Pour Fabrice Jouhaud, qui a analysé avec attention les chiffres fournis par BVA et L'Institut Louis-Harris, la réponse est clairement positive:
"L'intérêt que suscite [la Ligue 1] est incontestablement en baisse" affirme-t-il en préambule de son étude. Point de conditionnel dans la sentence. Le sondage a parlé. Le sondage a dit. Le Français n'aime plus son championnat domestique.
Il faut dire que 39% des personnes interrogées ont jugé que la compétition est "plutôt moins intéressante" que par le passé. Ce qui est nettement supérieur aux 24% qui estiment qu'elle est au contraire "plutôt plus intéressante". Ou que les 34% qui pensent qu'elle est "aussi intéressante" que par le passé. D'ailleurs, dans le tableau récapitulatif, l'infographe du quotidien a grisé les 39% "majoritaires", ce qui prouve bien que le chiffre est accablant.
Trêve d'ironie. Si 39% des personnes interrogées estiment que la compétition est moins intéressante, c'est bien qu'il y a 61% de ce même panel qui juge que le championnat est au moins aussi intéressant qu'avant. Le désintérêt pour la compétition phare de l'hexagone est-il donc aussi massif et flagrant?
Un peu plus loin dans l'article, on lit, toujours sous la plume de Fabrice Jouhaud, que
"89% des sondés estiment que la L1 est moins intéressante "parce que les meilleurs joueurs s'en vont à l'étranger à la fin de chaque saison". Ici, on ne parle plus de manipulations maladroites des chiffres, mais tout simplement de raccourci hâtif. Si 89% des personnes interrogées ont bien évoqué ce motif comme justification principale à leur désamour, il s'agissait en fait de 89% des 39% d'amateurs de foot précédemment cités, à savoir ceux qui jugent le championnat moins intéressant que par le passé. Mais 89% de 39% ne représentent en fait que 35% du panel total de personnes interrogées (1).

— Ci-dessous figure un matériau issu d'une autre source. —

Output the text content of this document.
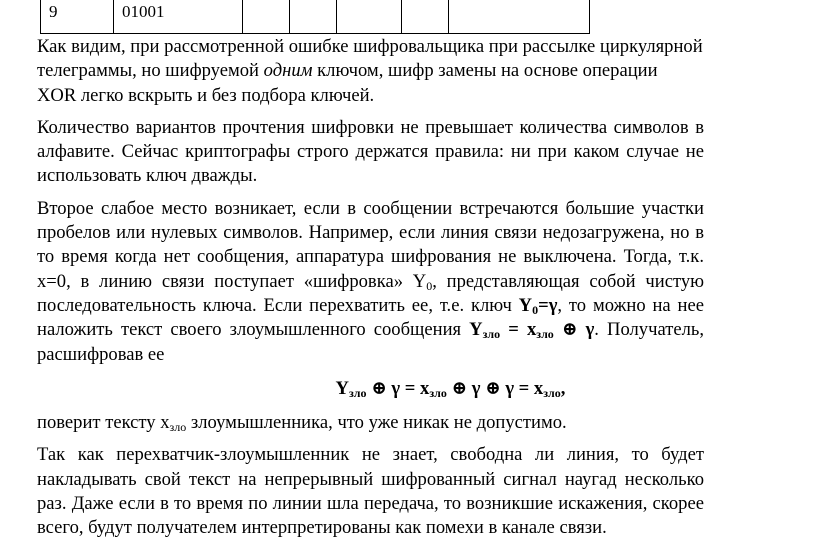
9	01001					

Как видим, при рассмотренной ошибке шифровальщика при рассылке циркулярной
телеграммы, но шифруемой одним ключом, шифр замены на основе операции
XOR легко вскрыть и без подбора ключей.

Количество вариантов прочтения шифровки не превышает количества символов в алфавите. Сейчас криптографы строго держатся правила: ни при каком случае не использовать ключ дважды.

Второе слабое место возникает, если в сообщении встречаются большие участки пробелов или нулевых символов. Например, если линия связи недозагружена, но в то время когда нет сообщения, аппаратура шифрования не выключена. Тогда, т.к. x=0, в линию связи поступает «шифровка» $Y_0$, представляющая собой чистую последовательность ключа. Если перехватить ее, т.е. ключ $Y_0=\gamma$, то можно на нее наложить текст своего злоумышленного сообщения $Y_{зло} = x_{зло}$ ⊕ γ. Получатель, расшифровав ее

$Y_{зло}$ ⊕ $\gamma = x_{зло}$ ⊕ γ ⊕ $\gamma = x_{зло}$,

поверит тексту $x_{зло}$ злоумышленника, что уже никак не допустимо.

Так как перехватчик-злоумышленник не знает, свободна ли линия, то будет накладывать свой текст на непрерывный шифрованный сигнал наугад несколько раз. Даже если в то время по линии шла передача, то возникшие искажения, скорее всего, будут получателем интерпретированы как помехи в канале связи.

Panels pas nets et questions cons
Le sondage c'est aussi une question de panel. Pour conclure au désintérêt des amateurs de football pour leur sport favori, BVA et Louis-Harris ont ainsi interrogé un "échantillon représentatif de la population française âgée de 15 ans et plus". Concernant l'intérêt pour le championnat de France, ce sont 613 hommes qui ont été questionnés. 613: moins de 1% de la contenance du Stade de France. Sans doute moins que le nombre d'abonnés à certains clubs de National. Quant aux 239 amateurs mécontents du niveau de notre élite (les fameux 39%), ils ont tout simplement eu droit à un tableau d'un quart de page pour expliquer les raisons de leur désaffection. Beaucoup d'honneur pour une poignée de grincheux, mais quelle représentativité au final?
Parmi les hommes interrogés (les femmes n'avaient pas droit de cité), on pourrait aussi légitimement se demander quelle est la part des supporters habitués des stades, des ultras, des ralliés à la cause footbalistique un soir de juillet 98 ou de simples clients passifs de spectacle télévisuel. Car l'amateur de ballon rond n'a rien d'un individu formaté, et les raisons du (prétendu) désenchantement pour son sport fétiche doivent être bien différentes selon qu'il s'agit d'un inconditionnel ou d'un amateur dilettante… Pourtant, impossible de disposer de ce genre d'informations: le sondage est trop souvent une machine à écraser les particularismes, à lisser les points de vue pour ne plus obtenir au final qu'une caricature de citoyen (ou de consommateur).
Ce flou statistique est entretenu à tous les niveaux: concernant le suivi des différentes compétitions européennes, on constate ainsi que 2.541 personnes ont été interrogées au sujet de la Coupe de la Ligue en 2001-2002 contre 478 l'année précédente. Quelle crédibilité donner à une comparaison qui prend pour base, d'une année sur l'autre, six fois plus de personnes que la saison précédente? Ce phénomène est loin d'être isolé, puisqu'il se reproduit pour quasiment toutes les compétitions, passant de 1.450 sondés à 5.050 pour la Coupe de l'UEFA par exemple.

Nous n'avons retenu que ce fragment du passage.